GruvenParts.com is proud to announce the release of our new *BILLET VW/Audi 1.8T / 1.9T / 2.0 Upper Radiator Hose 4Y Pipe * to replace the OEM Audi/VW plastic 4Y P/N 1J0-121-087C (1J0121087C) 

This part is found in OEM upper radiator hose P/N’s 

1J0-122-101BL (1J0122101BL), 
1J0-122-101R (1J0122101R), 
1J0-122-101A (1J0122101A), 
1J0-122-101B (1J0122101B), 
8NO-122-101A (8NO122101A), 
8N0-122-101B (8NO122101B) 

with no thermo switch.

The flimsy plastic OEM 4Y junction located in the upper radiator hose quickly dries out and becomes super brittle. If you look at it wrong, it will snap and leave you stranded. Or worse, turn your high dollar motor into an overheated paperweight. Our *BILLET ALUMINUM* version is made from CNC'd 6061-T651 aircraft grade aluminum. Our version is also machined to accept ORB (o-ring boss) to Nipple as well as -AN to ORB fittings for each of the 4 ports. This will allow owners to use the factory hoses, or switch to complete -AN hoses for the holy grail of all cooling systems! Each fitting is supplied with the appropriate viton O-ring on the ORB end. The ports are sized as follows :

Upper (reservoir return) : -4AN
Lower (oil cooler outlet) : -8AN
Left /Right Main Radiator outlets : -16AN 

Customers may choose to order this part as the main body only (with no fittings), OR, with ORB to Nipple adapters pre-installed in each port. Please note the parts will be shipped unassembled - you can use a pair of channel locks with tape or other insulation to tighten down the fittings.

* This Part Fits* :
VW Golf/Jetta/New Beetle with 1.8T / 1.9TDI, 2.0 1999-2012 with upper radiator hose with 4Y adapter P/N 1J0-121-087C (1J0121087C) 

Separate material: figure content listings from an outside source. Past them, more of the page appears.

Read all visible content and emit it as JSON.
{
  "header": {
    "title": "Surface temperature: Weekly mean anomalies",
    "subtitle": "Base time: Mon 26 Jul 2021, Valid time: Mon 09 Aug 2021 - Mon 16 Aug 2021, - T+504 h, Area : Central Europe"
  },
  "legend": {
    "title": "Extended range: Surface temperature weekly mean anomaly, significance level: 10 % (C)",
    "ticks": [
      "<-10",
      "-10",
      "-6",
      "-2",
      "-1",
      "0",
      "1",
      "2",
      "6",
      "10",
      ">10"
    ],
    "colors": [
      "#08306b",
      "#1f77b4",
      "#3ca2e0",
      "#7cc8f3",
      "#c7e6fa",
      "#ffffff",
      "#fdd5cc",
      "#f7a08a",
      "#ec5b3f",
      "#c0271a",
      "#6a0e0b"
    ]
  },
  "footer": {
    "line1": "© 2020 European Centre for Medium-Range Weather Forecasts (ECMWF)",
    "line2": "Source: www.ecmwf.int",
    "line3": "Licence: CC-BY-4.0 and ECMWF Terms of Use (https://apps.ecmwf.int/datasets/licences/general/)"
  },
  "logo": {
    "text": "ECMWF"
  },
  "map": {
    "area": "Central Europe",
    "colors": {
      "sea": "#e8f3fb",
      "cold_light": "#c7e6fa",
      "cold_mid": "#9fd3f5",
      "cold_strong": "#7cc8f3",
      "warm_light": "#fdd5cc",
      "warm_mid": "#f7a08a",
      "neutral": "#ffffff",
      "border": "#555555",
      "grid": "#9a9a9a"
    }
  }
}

Audi TT 1.8T 2000-2006 with upper radiator hose with 4Y adapter P/N 1J0-121-087C (1J0121087C) 

Applicable Engine Types :
AEG, AVH, AZG, AWG, AWW, AVH, BEV, AWP, BEW, “CND” + BEW, ALH, ATC, AWP, AMU

Please *READ THE SPECIAL NOTES !!*

*** SPECIAL NOTE REGARDING FITTINGS ** *
The fittings and ports are machined by GruvenParts.com specifically to fit the vehicle radiator hose. They match the OEM length and diameter, and thus will not cause the fitting to kink the OEM hoses. The ports adhere to the SAE specifications in all regards with the exception of length, which has been shortened. This was necessary due to the tight space constraints, which this part fits into. 

This means that customers wanting to utilize -AN hoses rather than the OEM rubber hoses will need to use -AN to ORB adapters, in which the ORB side has been shortened to fit correctly into this machined part. 

GruvenParts.com will supply ORB to nipple adapters initially. We can also make the 
-AN to ORB adapters for this part if 10 people request them. You could also take a standard -AN to ORB adapter and machine the ORB end slightly to accommodate the shorter port on this part.


----------